Dr. Sarah Dean
Assistant Professor of Geological and Environmental SciencesSarah Dean has been teaching at Hope College since 2020. She joined the faculty after six years in the oil and gas industry as a production geologist and exploration geologist. She worked in the unconventional (fracking) fields in the west Texas Permian Basin, as well as deep water exploration in the Gulf of Mexico. She has experience in numerical DEM and structural restorations, as well as physical modeling.
Her courses include Planet Earth, How the Earth Works, Intro to Environmental Science, Regional Geology, and Structural Geology. She also teaches a First Year Seminar on Science and Christianity: are they in conflict or accord with one another?
Dr. Dean got into geology due to her love of field work, then ironically spent 10+ years studying the subsurface in a lab and on a computer. At Hope, she’s enjoyed stepping back into field work: her lab students visit dunes near campus with her regularly, and her Regional Geology class does field work with her in Utah.
AREAS OF INTEREST AND EXPERTISE
Dr. Dean’s current research focus is salt and shale tectonics, focusing on the Gulf of Mexico.
Her research investigates shale tectonics of passive margins using physical models. In other words, they have fun making a mess by creating deltas out of clay to simulate real geologic processes — looking at the implications for both geologic hazards and opportunities in the Gulf of Mexico’s oil and gas province. Her student researchers make clay slurries, help run experiments, and analyze the results through section analysis and video analysis using MATLAB and PIV.

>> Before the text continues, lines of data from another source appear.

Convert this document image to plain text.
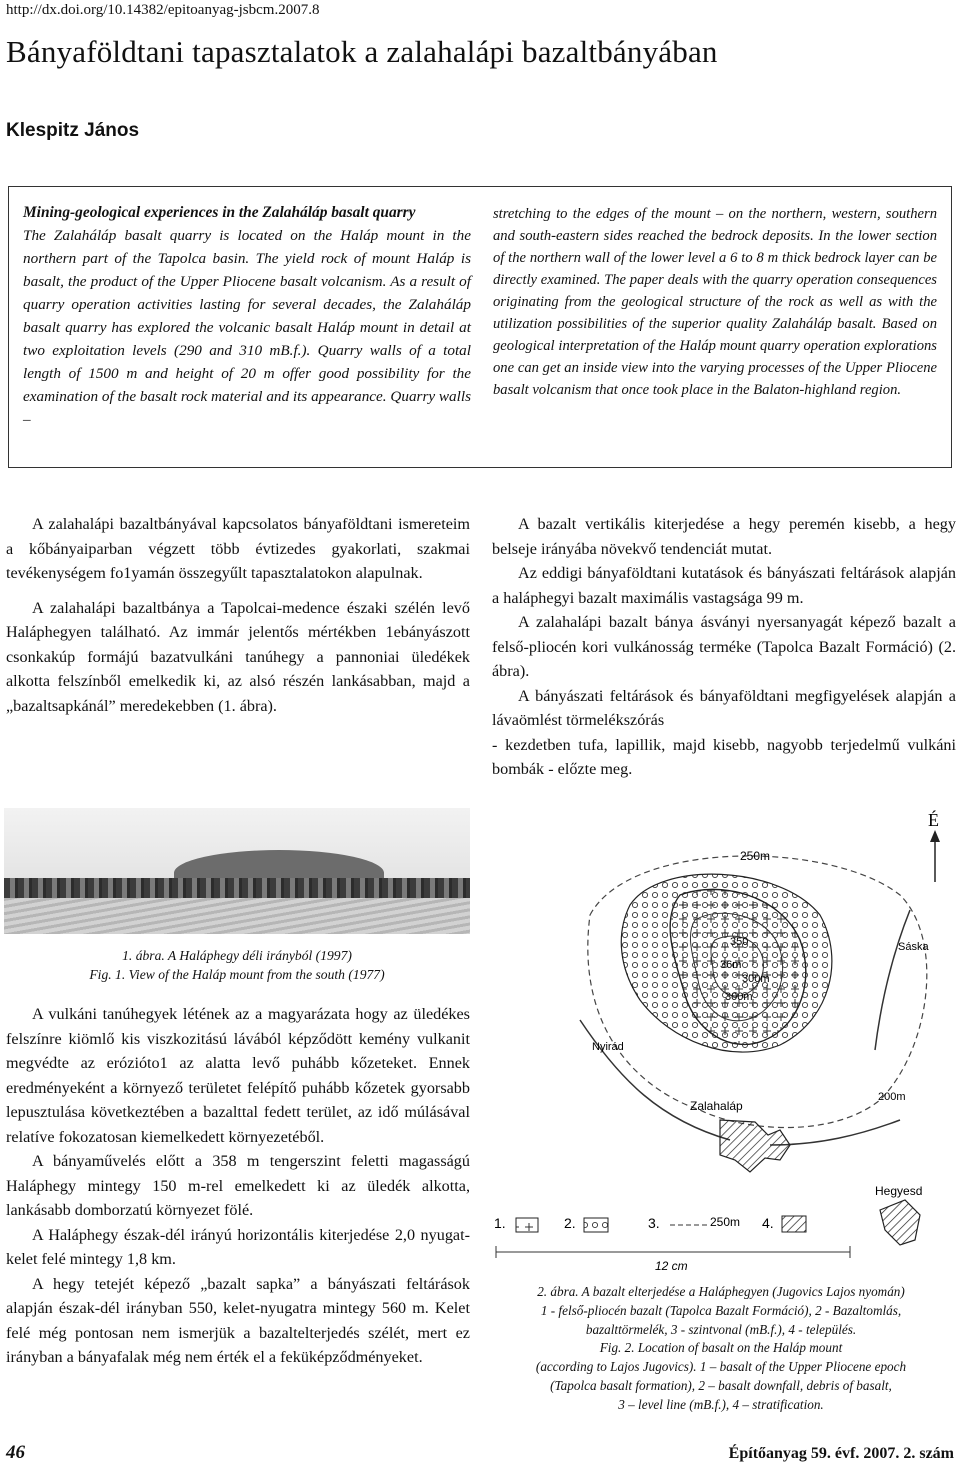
http://dx.doi.org/10.14382/epitoanyag-jsbcm.2007.8
Bányaföldtani tapasztalatok a zalahalápi bazaltbányában
Klespitz János

Mining-geological experiences in the Zalaháláp basalt quarry

The Zalaháláp basalt quarry is located on the Haláp mount in the northern part of the Tapolca basin. The yield rock of mount Haláp is basalt, the product of the Upper Pliocene basalt volcanism. As a result of quarry operation activities lasting for several decades, the Zalaháláp basalt quarry has explored the volcanic basalt Haláp mount in detail at two exploitation levels (290 and 310 mB.f.). Quarry walls of a total length of 1500 m and height of 20 m offer good possibility for the examination of the basalt rock material and its appearance. Quarry walls –

stretching to the edges of the mount – on the northern, western, southern and south-eastern sides reached the bedrock deposits. In the lower section of the northern wall of the lower level a 6 to 8 m thick bedrock layer can be directly examined. The paper deals with the quarry operation consequences originating from the geological structure of the rock as well as with the utilization possibilities of the superior quality Zalaháláp basalt. Based on geological interpretation of the Haláp mount quarry operation explorations one can get an inside view into the varying processes of the Upper Pliocene basalt volcanism that once took place in the Balaton-highland region.

A zalahalápi bazaltbányával kapcsolatos bányaföldtani ismereteim a kőbányaiparban végzett több évtizedes gyakorlati, szakmai tevékenységem fo1yamán összegyűlt tapasztalatokon alapulnak.

A zalahalápi bazaltbánya a Tapolcai-medence északi szélén levő Haláphegyen található. Az immár jelentős mértékben 1ebányászott csonkakúp formájú bazatvulkáni tanúhegy a pannoniai üledékek alkotta felszínből emelkedik ki, az alsó részén lankásabban, majd a „bazaltsapkánál” meredekebben (1. ábra).

A bazalt vertikális kiterjedése a hegy peremén kisebb, a hegy belseje irányába növekvő tendenciát mutat.

Az eddigi bányaföldtani kutatások és bányászati feltárások alapján a haláphegyi bazalt maximális vastagsága 99 m.

A zalahalápi bazalt bánya ásványi nyersanyagát képező bazalt a felső-pliocén kori vulkánosság terméke (Tapolca Bazalt Formáció) (2. ábra).

A bányászati feltárások és bányaföldtani megfigyelések alapján a lávaömlést törmelékszórás

- kezdetben tufa, lapillik, majd kisebb, nagyobb terjedelmű vulkáni bombák - előzte meg.

1. ábra. A Haláphegy déli irányból (1997)
Fig. 1. View of the Haláp mount from the south (1977)

A vulkáni tanúhegyek létének az a magyarázata hogy az üledékes felszínre kiömlő kis viszkozitású lávából képződött kemény vulkanit megvédte az erózióto1 az alatta levő puhább kőzeteket. Ennek eredményeként a környező területet felépítő puhább kőzetek gyorsabb lepusztulása következtében a bazalttal fedett terület, az idő múlásával relatíve fokozatosan kiemelkedett környezetéből.

A bányaművelés előtt a 358 m tengerszint feletti magasságú Haláphegy mintegy 150 m-rel emelkedett ki az üledék alkotta, lankásabb domborzatú környezet fölé.

A Haláphegy észak-dél irányú horizontális kiterjedése 2,0 nyugat-kelet felé mintegy 1,8 km.

A hegy tetejét képező „bazalt sapka” a bányászati feltárások alapján észak-dél irányban 550, kelet-nyugatra mintegy 560 m. Kelet felé még pontosan nem ismerjük a bazaltelterjedés szélét, mert ez irányban a bányafalak még nem érték el a feküképződményeket.

É
250m
300m
350
36m
300m
200m
Sáska
Nyirád
Zalahaláp
Hegyesd
1.	2.	3.	250m 4.
12 cm
2. ábra. A bazalt elterjedése a Haláphegyen (Jugovics Lajos nyomán)
1 - felső-pliocén bazalt (Tapolca Bazalt Formáció), 2 - Bazaltomlás,
bazalttörmelék, 3 - szintvonal (mB.f.), 4 - település.
Fig. 2. Location of basalt on the Haláp mount
(according to Lajos Jugovics). 1 – basalt of the Upper Pliocene epoch
(Tapolca basalt formation), 2 – basalt downfall, debris of basalt,
3 – level line (mB.f.), 4 – stratification.
46	Építőanyag 59. évf. 2007. 2. szám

Previous Research Projects
- Created computer models to study the formation of structures in fold and thrust belts in the Canadian Cordillera
- Created computer and physical (sand and clay) models to study the shale tectonics of the Niger Delta
- Collected and analyzed seismic data (on board the R/V Marcus G. Langseth) off the coast of Spain to study the rifting of the Atlantic margin in a sediment and magma poor location.
EDUCATION
- Ph.D., Earth science, Rice University, 2014
- B.S., geology, 鶹Ƶ, 2009
HONORS, GRANTS AND AWARDS
- Julia Van Raalte Reimold Faculty Study Award (Nyenhuis program), 鶹Ƶ, 2022
- Wichers Fund for Faculty Development grant (Nyenhuis program), 鶹Ƶ, 2021
PUBLICATIONS
- “Influence of Mobile Shale on Thrust Faults: Insights from Discrete Element Simulations” (with J. Morgan and J. P. Brandenburg), AAPG Bulletin, 2015
- “Galicia Bank Ocean–Continent Transition Zone: New Seismic Reflection Constraints” (with D. S. Sawyer and J. K. Morgan), Earth and Planetary Science Letters, 2015
- “Geometries of Frontal Fold and Thrust Belts:Insights from Discrete Element Simulations” (with J. K. Morgan and T. Fournier), Journal of Structural Geology, 2013
SELECTED PRESENTATIONS
- “Investigating Gravity-driven Shale Tectonics: Results from Clay Models,” presentation with C. Soucy at Geological Society of America conference, 2021
- “Influence of Mobile Shale on Thrust Faults: Insights from Discrete Element Simulations” (with J. K. Morgan), presentation at American Geophysical Union conference, 2013
- “Effects of Syntectonic Sedimentation on Cordilleran Triangle Zones: Insights from DEM Simulations” (with T. Fournier and J. K. Morgan), presentation at American Geophysical Union conference, 2011
- “The Formation and Evolution of Triangle Zones in Fold-and-thrust-belts: Insights from DEM Simulations” (with T. Fournier and J. K. Morgan), presentation at = Geological Society of America conference, 2011
- “Deformation and Migmatization in the Stensjostrands Naturreservat, Halland Province SW Sweden” (with A. Pinan-Llamas et al.), presentation at Geological Society of America conference, 2008
- Dean, S., Hansen, E., Fisher, T., DeVries-Zimmerman, S. 2007. “Geomorphic History of Coastal Dunes North of Saugatuck Michigan: The Role of Sand Supply” (with E. Hansen et al.), presentation at International Association for Great Lakes Research Conference, 2007
- “Geomorphic History of the Saugatuck Dunes: Clues from an Inland Dune Lake, presentation at Michigan Academy of Science, Arts, and Letters annual conference, 2007
OUTSIDE THE COLLEGE
Dr. Dean enjoys reading, crafts and hiking (does this count as geology when you do it to look at rocks?). Her vacations are usually devoted to chasing her niece and nephews around and trying to tempt them into science experiments. Every fall she can be found hunched over her sewing machine with a hot glue gun in one hand and a crochet needle in the other, making them Halloween costumes. Some projects are more successful than others!